The relation between your question of why "the results are basically zero" and P2P access with UVA is not immediately clear to me.
is that true or am I doing something wrong?
It's hard to say as your question is a bit vague and no complete example is shown.
__constant__ float M_
allocates a variable M_
on the constant memory of all CUDA visible devices. In order to set the value on multiple devices you should do something like:
__constant__ float M_; // <= This declares M_ on the constant memory of all CUDA visible devices
__global__ void showMKernel() {
printf("****** M_ = %f\n", M_);
}
int main()
{
float M = 2.0;
// Make sure that the return values are properly checked for cudaSuccess ...
int deviceCount = -1;
cudaGetDeviceCount(&deviceCount);
// Set M_ on the constant memory of each device:
for (int i = 0; i < deviceCount; i++) {
cudaSetDevice(i);
cudaMemcpyToSymbol(M_, &M, sizeof(float), 0, cudaMemcpyDefault);
}
// Now, run a kernel to show M_:
for (int i = 0; i < deviceCount; i++)
{
cudaSetDevice(i);
printf("Device %g :\n", i);
showMKernel<<<1,1>>>();
cudaDeviceSynchronize();
}
}
which returns:
Device 0 :
****** M = 2.000000
Device 1 :
****** M = 2.000000
// so on for other devices
Now, if I replace
// Set M_ on the constant memory of each device:
for (int i = 0; i < deviceCount; i++) {
cudaSetDevice(i);
cudaMemcpyToSymbol(M_, &M, sizeof(float), 0, cudaMemcpyDefault);
}
with
cudaMemcpyToSymbol(M_, &M, sizeof(float), 0, cudaMemcpyDefault);
this will only set the value of M_
on the active device and therefore returns
Device 0 :
****** M = 2.000000
Device 1 :
****** M = 0.000000 // <= I assume this is what you meant by 'the results are basically zero'
// M = 0 for other devices too
are there any other kind of memory that also cannot be accessed this
way (texture memory for example)?
Again I'm not entirely sure what this way is. I think generally you cannot access the constant memory or the texture memory of one device from any other devices, though I am not 100% certain.

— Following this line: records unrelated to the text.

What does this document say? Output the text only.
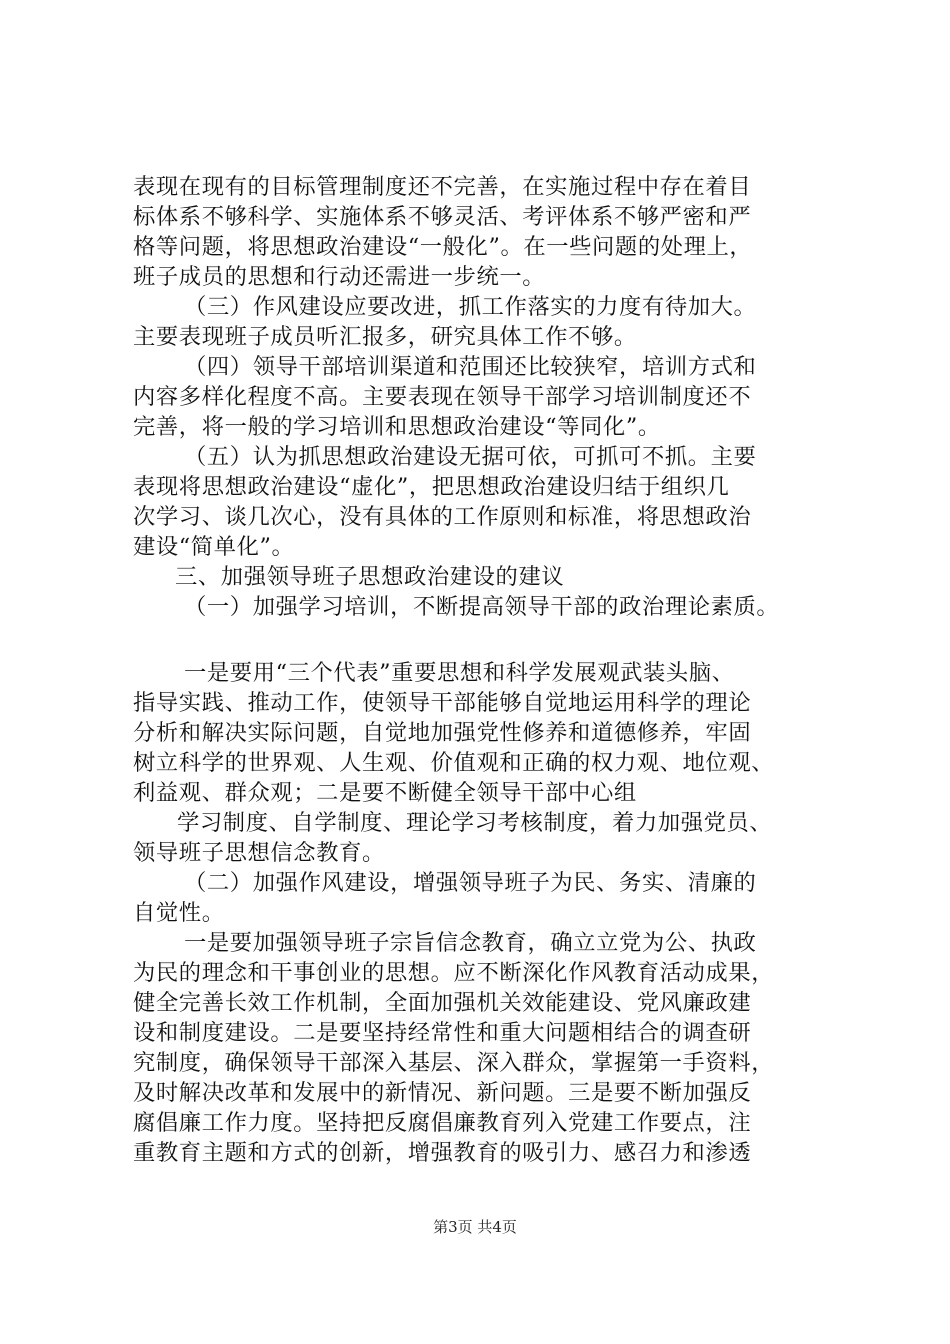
表现在现有的目标管理制度还不完善，在实施过程中存在着目
标体系不够科学、实施体系不够灵活、考评体系不够严密和严
格等问题，将思想政治建设“一般化”。在一些问题的处理上，
班子成员的思想和行动还需进一步统一。
（三）作风建设应要改进，抓工作落实的力度有待加大。
主要表现班子成员听汇报多，研究具体工作不够。
（四）领导干部培训渠道和范围还比较狭窄，培训方式和
内容多样化程度不高。主要表现在领导干部学习培训制度还不
完善，将一般的学习培训和思想政治建设“等同化”。
（五）认为抓思想政治建设无据可依，可抓可不抓。主要
表现将思想政治建设“虚化”，把思想政治建设归结于组织几
次学习、谈几次心，没有具体的工作原则和标准，将思想政治
建设“简单化”。
三、加强领导班子思想政治建设的建议
（一）加强学习培训，不断提高领导干部的政治理论素质。
一是要用“三个代表”重要思想和科学发展观武装头脑、
指导实践、推动工作，使领导干部能够自觉地运用科学的理论
分析和解决实际问题，自觉地加强党性修养和道德修养，牢固
树立科学的世界观、人生观、价值观和正确的权力观、地位观、
利益观、群众观；二是要不断健全领导干部中心组
学习制度、自学制度、理论学习考核制度，着力加强党员、
领导班子思想信念教育。
（二）加强作风建设，增强领导班子为民、务实、清廉的
自觉性。
一是要加强领导班子宗旨信念教育，确立立党为公、执政
为民的理念和干事创业的思想。应不断深化作风教育活动成果，
健全完善长效工作机制，全面加强机关效能建设、党风廉政建
设和制度建设。二是要坚持经常性和重大问题相结合的调查研
究制度，确保领导干部深入基层、深入群众，掌握第一手资料，
及时解决改革和发展中的新情况、新问题。三是要不断加强反
腐倡廉工作力度。坚持把反腐倡廉教育列入党建工作要点，注
重教育主题和方式的创新，增强教育的吸引力、感召力和渗透
第3页 共4页
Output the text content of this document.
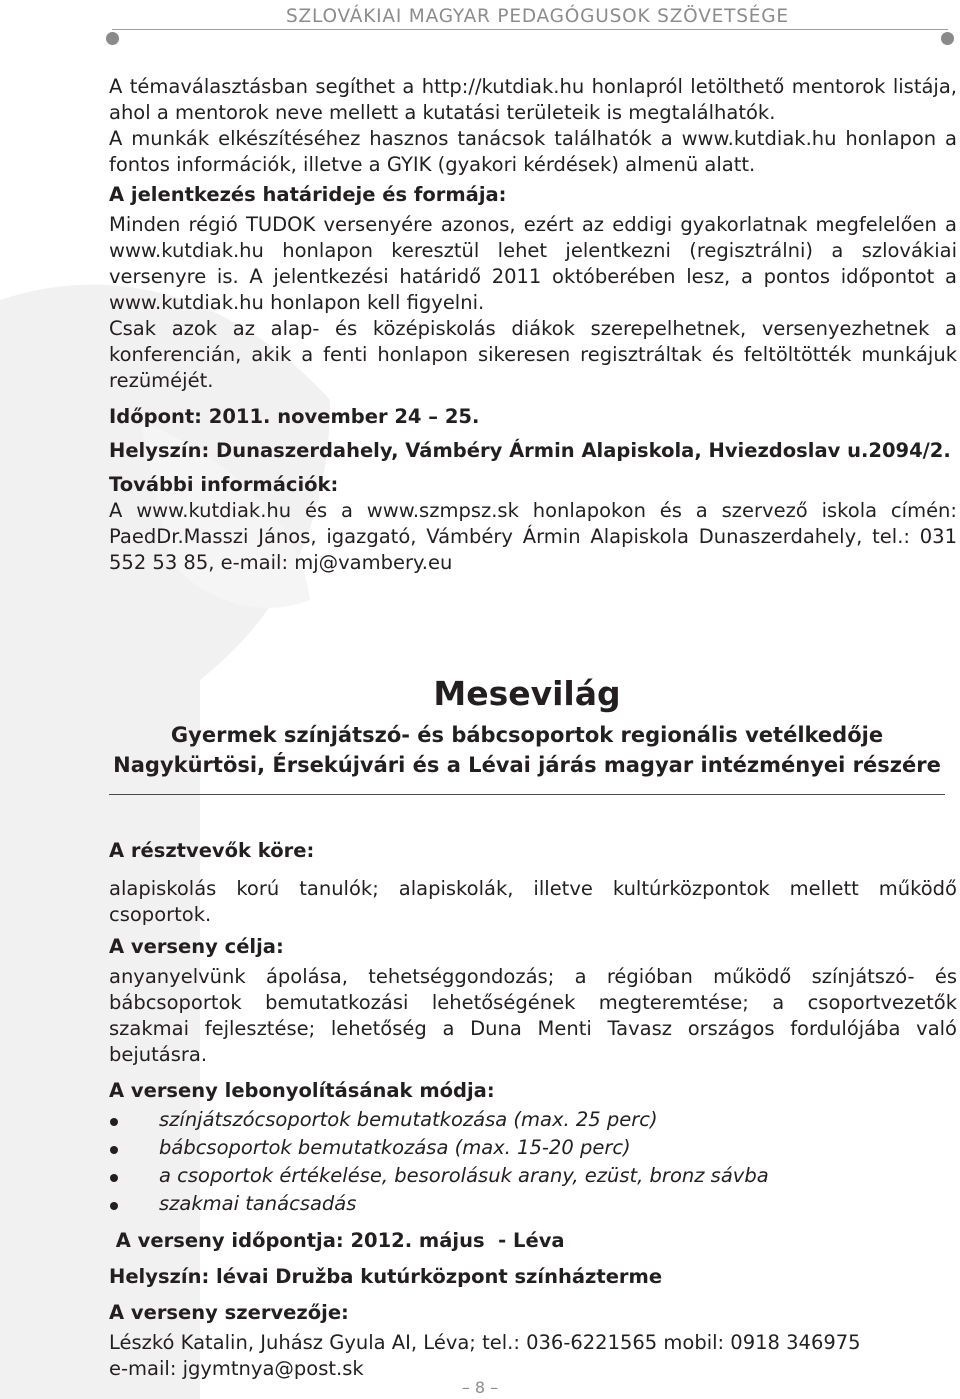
SZLOVÁKIAI MAGYAR PEDAGÓGUSOK SZÖVETSÉGE

A témaválasztásban segíthet a http://kutdiak.hu honlapról letölthető mentorok listája, ahol a mentorok neve mellett a kutatási területeik is megtalálhatók.

A munkák elkészítéséhez hasznos tanácsok találhatók a www.kutdiak.hu honlapon a fontos információk, illetve a GYIK (gyakori kérdések) almenü alatt.

A jelentkezés határideje és formája:

Minden régió TUDOK versenyére azonos, ezért az eddigi gyakorlatnak megfelelően a www.kutdiak.hu honlapon keresztül lehet jelentkezni (regisztrálni) a szlovákiai versenyre is. A jelentkezési határidő 2011 októberében lesz, a pontos időpontot a www.kutdiak.hu honlapon kell figyelni.

Csak azok az alap- és középiskolás diákok szerepelhetnek, versenyezhetnek a konferencián, akik a fenti honlapon sikeresen regisztráltak és feltöltötték munkájuk rezüméjét.

Időpont: 2011. november 24 – 25.

Helyszín: Dunaszerdahely, Vámbéry Ármin Alapiskola, Hviezdoslav u.2094/2.

További információk:

A www.kutdiak.hu és a www.szmpsz.sk honlapokon és a szervező iskola címén: PaedDr.Masszi János, igazgató, Vámbéry Ármin Alapiskola Dunaszerdahely, tel.: 031 552 53 85, e-mail: mj@vambery.eu

Mesevilág

Gyermek színjátszó- és bábcsoportok regionális vetélkedője

Nagykürtösi, Érsekújvári és a Lévai járás magyar intézményei részére

A résztvevők köre:

alapiskolás korú tanulók; alapiskolák, illetve kultúrközpontok mellett működő csoportok.

A verseny célja:

anyanyelvünk ápolása, tehetséggondozás; a régióban működő színjátszó- és bábcsoportok bemutatkozási lehetőségének megteremtése; a csoportvezetők szakmai fejlesztése; lehetőség a Duna Menti Tavasz országos fordulójába való bejutásra.

A verseny lebonyolításának módja:

színjátszócsoportok bemutatkozása (max. 25 perc)
bábcsoportok bemutatkozása (max. 15-20 perc)
a csoportok értékelése, besorolásuk arany, ezüst, bronz sávba
szakmai tanácsadás

A verseny időpontja: 2012. május  - Léva

Helyszín: lévai Družba kutúrközpont színházterme

A verseny szervezője:

Lészkó Katalin, Juhász Gyula AI, Léva; tel.: 036-6221565 mobil: 0918 346975

e-mail: jgymtnya@post.sk

– 8 –
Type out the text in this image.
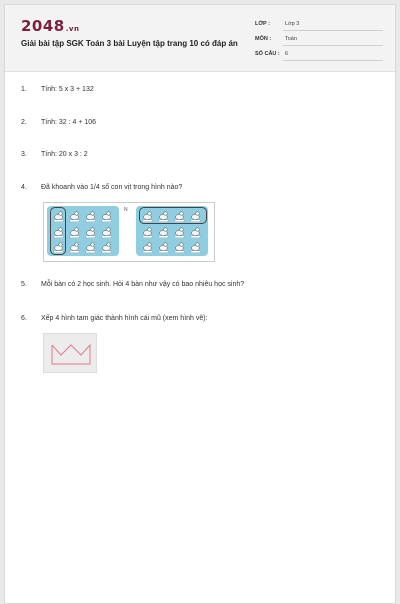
2048.vn
Giải bài tập SGK Toán 3 bài Luyện tập trang 10 có đáp án
LỚP :	Lớp 3
MÔN :	Toán
SỐ CÂU : 6
1.	Tính: 5 x 3 + 132
2.	Tính: 32 : 4 + 106
3.	Tính: 20 x 3 : 2
4.	Đã khoanh vào 1/4 số con vịt trong hình nào?
N
5.	Mỗi bàn có 2 học sinh. Hỏi 4 bàn như vậy có bao nhiêu học sinh?
6.	Xếp 4 hình tam giác thành hình cái mũ (xem hình vẽ):
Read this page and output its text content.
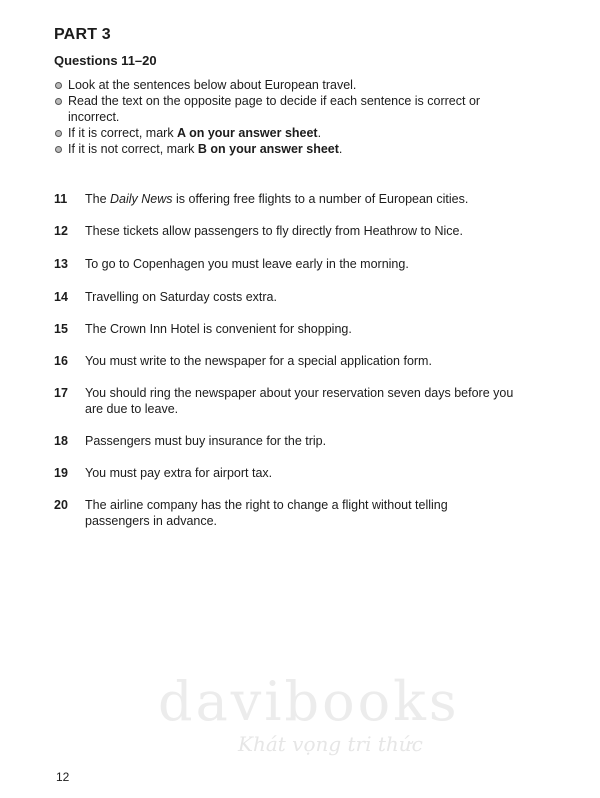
PART 3
Questions 11–20
Look at the sentences below about European travel.
Read the text on the opposite page to decide if each sentence is correct or incorrect.
If it is correct, mark A on your answer sheet.
If it is not correct, mark B on your answer sheet.
11	The Daily News is offering free flights to a number of European cities.
12	These tickets allow passengers to fly directly from Heathrow to Nice.
13	To go to Copenhagen you must leave early in the morning.
14	Travelling on Saturday costs extra.
15	The Crown Inn Hotel is convenient for shopping.
16	You must write to the newspaper for a special application form.
17	You should ring the newspaper about your reservation seven days before you are due to leave.
18	Passengers must buy insurance for the trip.
19	You must pay extra for airport tax.
20	The airline company has the right to change a flight without telling passengers in advance.
davibooks
Khát vọng tri thức
12
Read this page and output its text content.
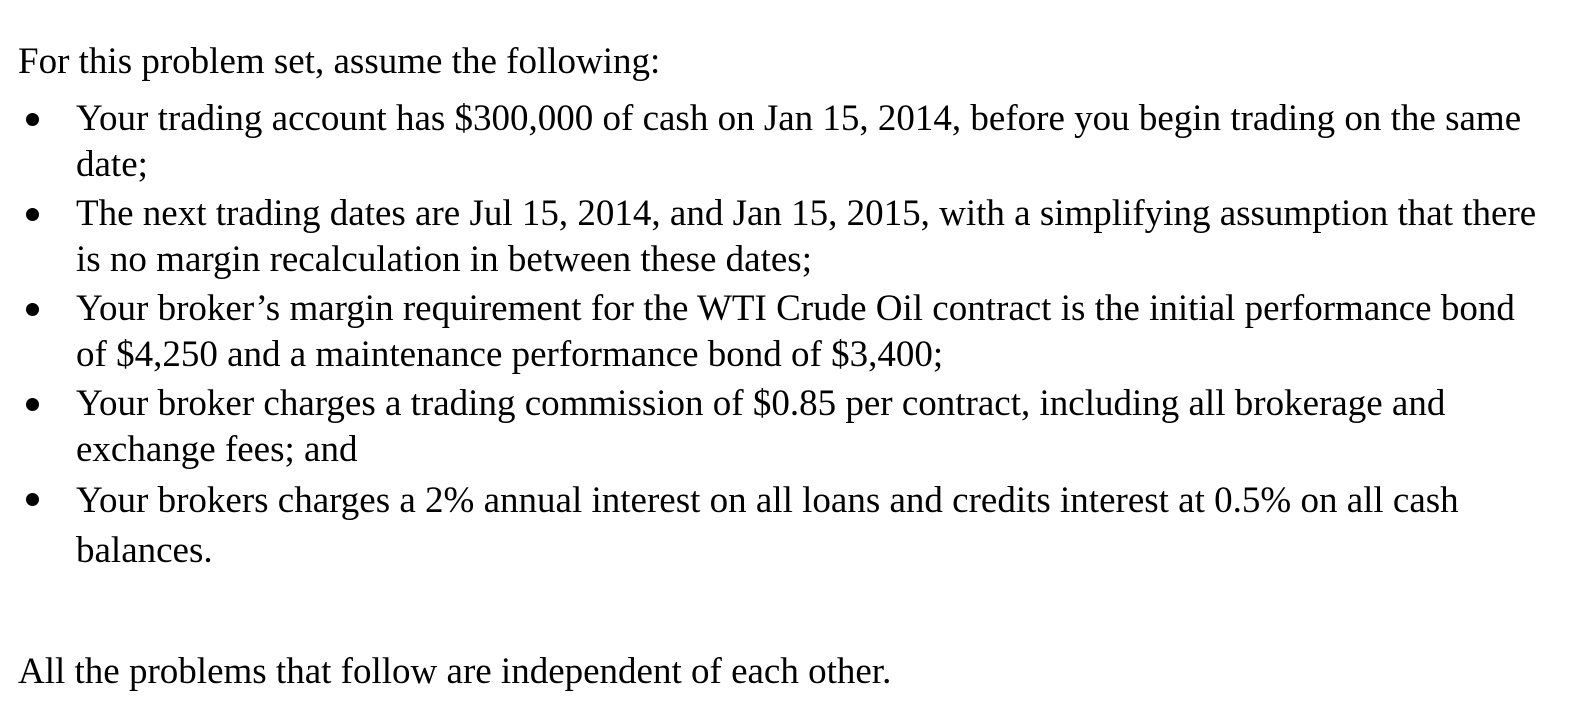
For this problem set, assume the following:

Your trading account has $300,000 of cash on Jan 15, 2014, before you begin trading on the same date;
The next trading dates are Jul 15, 2014, and Jan 15, 2015, with a simplifying assumption that there is no margin recalculation in between these dates;
Your broker’s margin requirement for the WTI Crude Oil contract is the initial performance bond of $4,250 and a maintenance performance bond of $3,400;
Your broker charges a trading commission of $0.85 per contract, including all brokerage and exchange fees; and
Your brokers charges a 2% annual interest on all loans and credits interest at 0.5% on all cash balances.

All the problems that follow are independent of each other.
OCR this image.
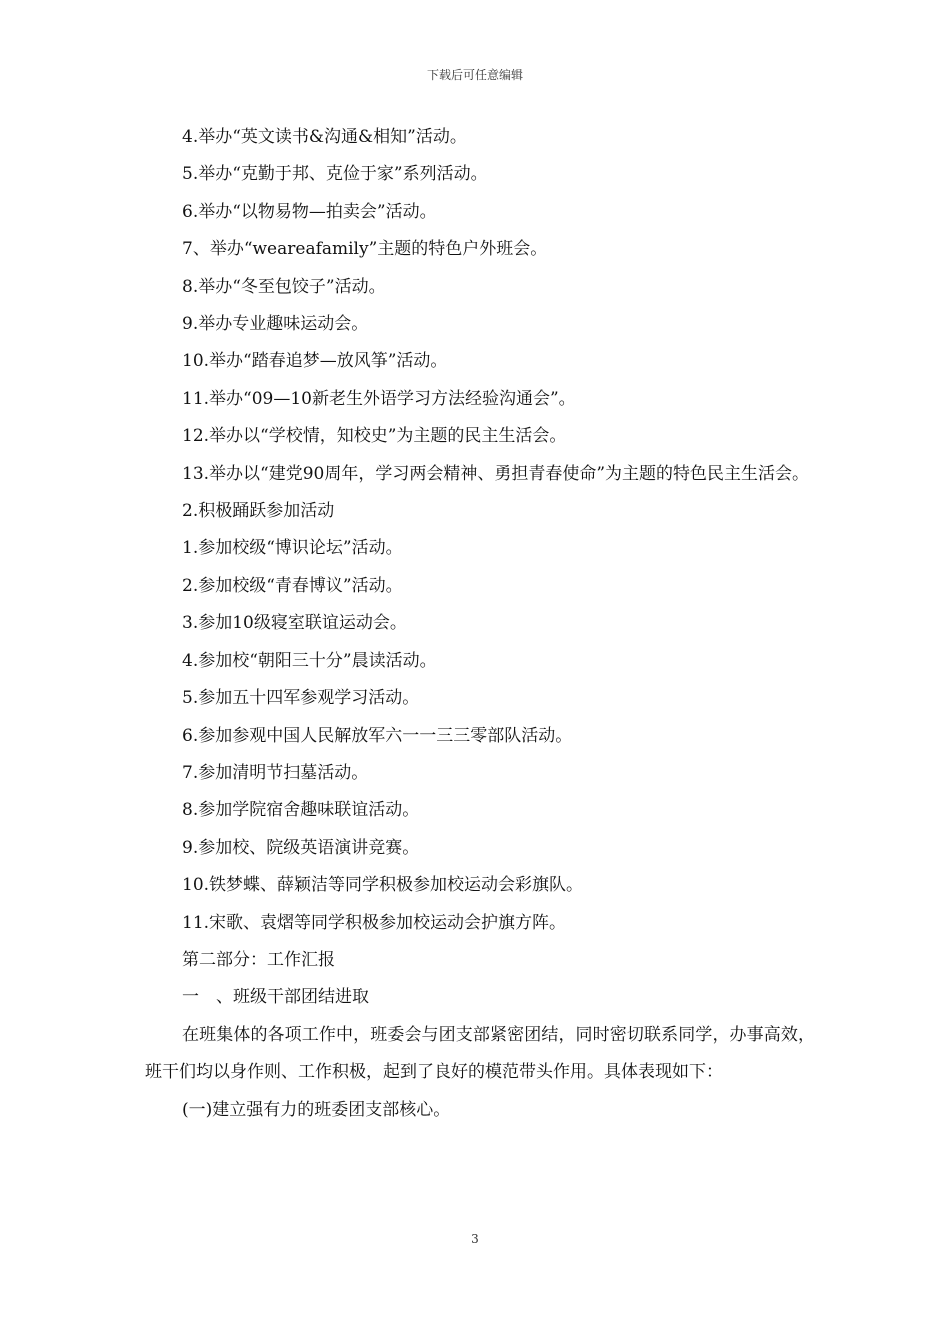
下载后可任意编辑

4.举办“英文读书&沟通&相知”活动。

5.举办“克勤于邦、克俭于家”系列活动。

6.举办“以物易物—拍卖会”活动。

7、举办“weareafamily”主题的特色户外班会。

8.举办“冬至包饺子”活动。

9.举办专业趣味运动会。

10.举办“踏春追梦—放风筝”活动。

11.举办“09—10新老生外语学习方法经验沟通会”。

12.举办以“学校情，知校史”为主题的民主生活会。

13.举办以“建党90周年，学习两会精神、勇担青春使命”为主题的特色民主生活会。

2.积极踊跃参加活动

1.参加校级“博识论坛”活动。

2.参加校级“青春博议”活动。

3.参加10级寝室联谊运动会。

4.参加校“朝阳三十分”晨读活动。

5.参加五十四军参观学习活动。

6.参加参观中国人民解放军六一一三三零部队活动。

7.参加清明节扫墓活动。

8.参加学院宿舍趣味联谊活动。

9.参加校、院级英语演讲竞赛。

10.铁梦蝶、薛颖洁等同学积极参加校运动会彩旗队。

11.宋歌、袁熠等同学积极参加校运动会护旗方阵。

第二部分：工作汇报

一　、班级干部团结进取

在班集体的各项工作中，班委会与团支部紧密团结，同时密切联系同学，办事高效，班干们均以身作则、工作积极，起到了良好的模范带头作用。具体表现如下：

(一)建立强有力的班委团支部核心。

3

UVA assigns one address space for CPU and GPU memories such that memory copying between host and the global memory of multiple devices become easily accessible through the use of cudaMemcpy
with kind cudaMemcpyDefault
.
Also, P2P communication between devices allows for direct accesses and transfers of data between the global memory of multiple devices.
Similar to the __constant__
example above, when you declare a texture like texture <float> some_texture
, some_texture
will be defined for each visible device, however you would need to explicitly bind some_texture
to your texture reference on each device when working with multiple devices.